雙核金屬大環錯合物之合成與其熱力學及水解磷酸酯鍵之動力學研究

Abstract

藉由設計及合成不同的錯合物，探討其熱力學性質及做為人工水解酶催化受質的效力是本實驗室感興趣的研究主題，對於鑭系金屬大環配位子的錯合物尤感興趣，由於鑭系金屬擁有高氧化態、路易士酸性強、高配位數及電子密度高等特性，且與大環配位子形成之錯合物穩定性高，使其非常適合應用在研究人工水解酶的領域上，並且希望能藉此研究更了解鑭系金屬在配位化學上的特性。 本實驗室先前已合成並研究一系列之錯合物，發現錯合物中金屬離子的配位水數目越多以及錯合物所帶之正電荷越高，其水解DNA的模型受質BNPP (bis(4-nitrophenyl)-phosphate)的效果越好。 在本論文中，我們合成了新的雙體大環錯合物，m-12N3O-dimer(1, 3-bis(1, 4, 10-triaza-7-oxacyclododec-1-ylmethyl)benzene)及m-ODO2A-dimer(1, 3-bis[4, 10-bis(carboxymethyl)- 1, 4, 10-triaza-7-oxacyclododec-1-ylmethyl]benzene)，分別與過渡金屬與鑭系金屬錯合後進行熱力學實驗決定穩定常數以及水解催化BNPP與RNA的模型受質HPNP(2-hydroxypropyl-4-nitrophenyl phosphate)的動力學實驗，並與前人已研究之錯合物及已發表之文獻比較其差異性。 由初步的水解實驗結果顯示雙核鑭系金屬大環錯合物水解BNPP及HPNP的速率都隨著環境中pH的上升而增加，直到pH10-10.5開始下降。另外其整體效率比單體錯合物LnODO2A+高上四至五個數量級；但是卻比EuDO2A+差了約一個數量級。

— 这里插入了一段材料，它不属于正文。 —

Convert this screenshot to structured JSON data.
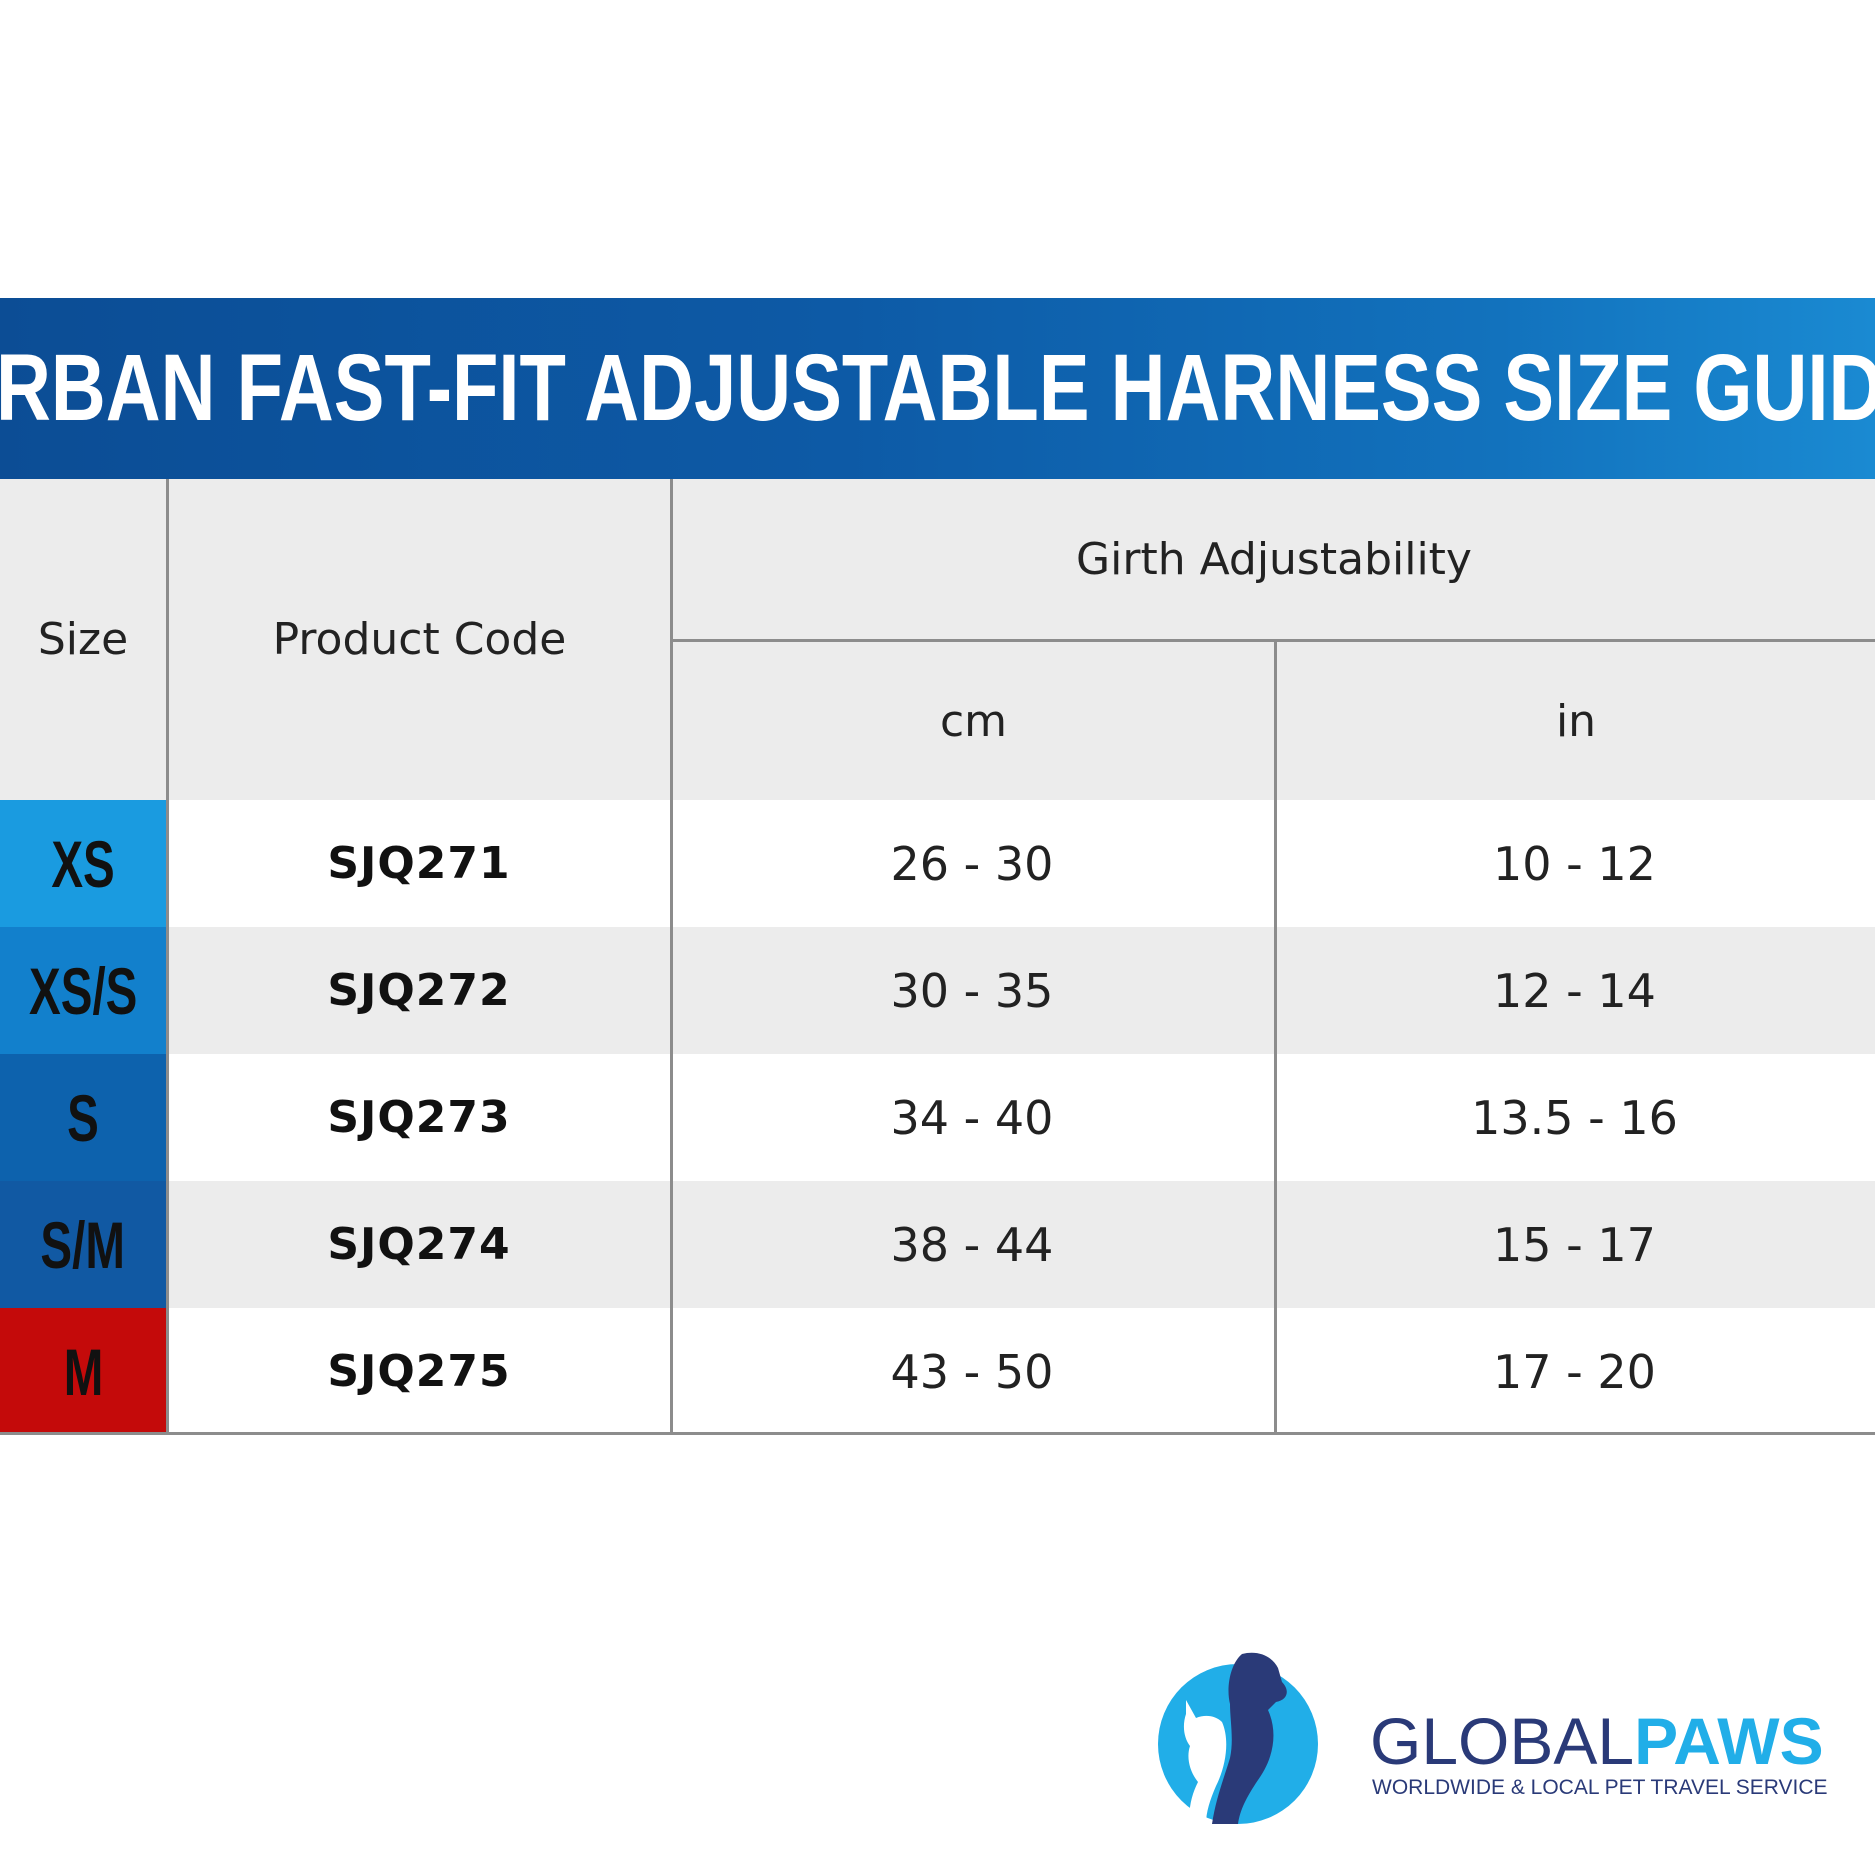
{
  "title": "URBAN FAST-FIT ADJUSTABLE HARNESS SIZE GUIDE",
  "table": {
    "headers": {
      "size": "Size",
      "product_code": "Product Code",
      "girth": "Girth Adjustability",
      "cm": "cm",
      "in": "in"
    },
    "rows": [
      {
        "size": "XS",
        "code": "SJQ271",
        "cm": "26 - 30",
        "in": "10 - 12",
        "color": "#1a9be0"
      },
      {
        "size": "XS/S",
        "code": "SJQ272",
        "cm": "30 - 35",
        "in": "12 - 14",
        "color": "#1280cc"
      },
      {
        "size": "S",
        "code": "SJQ273",
        "cm": "34 - 40",
        "in": "13.5 - 16",
        "color": "#0d62ad"
      },
      {
        "size": "S/M",
        "code": "SJQ274",
        "cm": "38 - 44",
        "in": "15 - 17",
        "color": "#1159a3"
      },
      {
        "size": "M",
        "code": "SJQ275",
        "cm": "43 - 50",
        "in": "17 - 20",
        "color": "#c40a0a"
      }
    ]
  },
  "logo": {
    "word_part1": "GLOBAL",
    "word_part2": "PAWS",
    "tagline": "WORLDWIDE & LOCAL PET TRAVEL SERVICE",
    "icon": "dog-cat-silhouette-icon",
    "colors": {
      "dark": "#2a3a78",
      "light": "#21aee8"
    }
  }
}
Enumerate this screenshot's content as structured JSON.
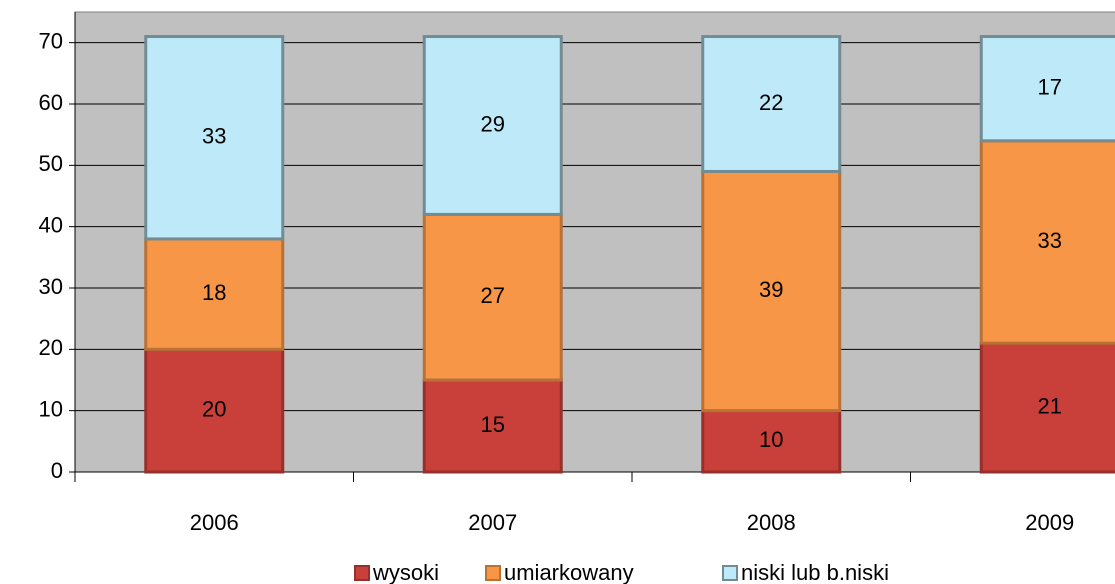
{
  "chart_data": {
    "type": "stacked-bar",
    "categories": [
      "2006",
      "2007",
      "2008",
      "2009"
    ],
    "series": [
      {
        "name": "wysoki",
        "color": "#c9403a",
        "values": [
          20,
          15,
          10,
          21
        ]
      },
      {
        "name": "umiarkowany",
        "color": "#f79646",
        "values": [
          18,
          27,
          39,
          33
        ]
      },
      {
        "name": "niski lub b.niski",
        "color": "#bde9f8",
        "values": [
          33,
          29,
          22,
          17
        ]
      }
    ],
    "ylim": [
      0,
      75
    ],
    "yticks": [
      0,
      10,
      20,
      30,
      40,
      50,
      60,
      70
    ],
    "grid": true
  }
}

We have been interested in the design, synthesis and characterization of artificial nucleases and ribonucleases by employing macrocyclic lanthanide complexes. We use lanthanide ions to interact with ligands to form complexes. Because their high coordination number, Lewis acidity, charge density and oxidation states, they could be suitable for hydrolysis of the model compound of DNA / RNA, BNPP / HPNP. In our previous studies, we found that with more number of inner-sphere coordinated water molecules and a positive charge in the complexes, the more efficiency for hydrolysis. However, different ligands and lanthanide ions will influence the efficiency. In this research, we synthesize two new ligands, m-12N3O-dimer(1, 3-bis(1, 4, 10-triaza-7-oxacyclododec-1-ylmethyl)benzene) and m-ODO2A-dimer(1, 3-bis[4, 10-bis(carboxymethyl)- 1, 4, 10-triaza-7-oxacyclododec-1-ylmethyl]benzene) complex with transition and lanthanide ions, respectively. The result of hydrolysis studies shows that the complexes in dimer form are more effective than in monomer form with the same moiety. But the m-Eu2(ODO2A-dimer) has still lower efficiency compare to EuDO2A+. Besides hydrolysis studies, the thermodynamic characteristics are also important. These could help us to understand the whole mechanism of hydrolysis and the coordination features with lanthanide ions more accurately, and develop more efficient complexes in the future.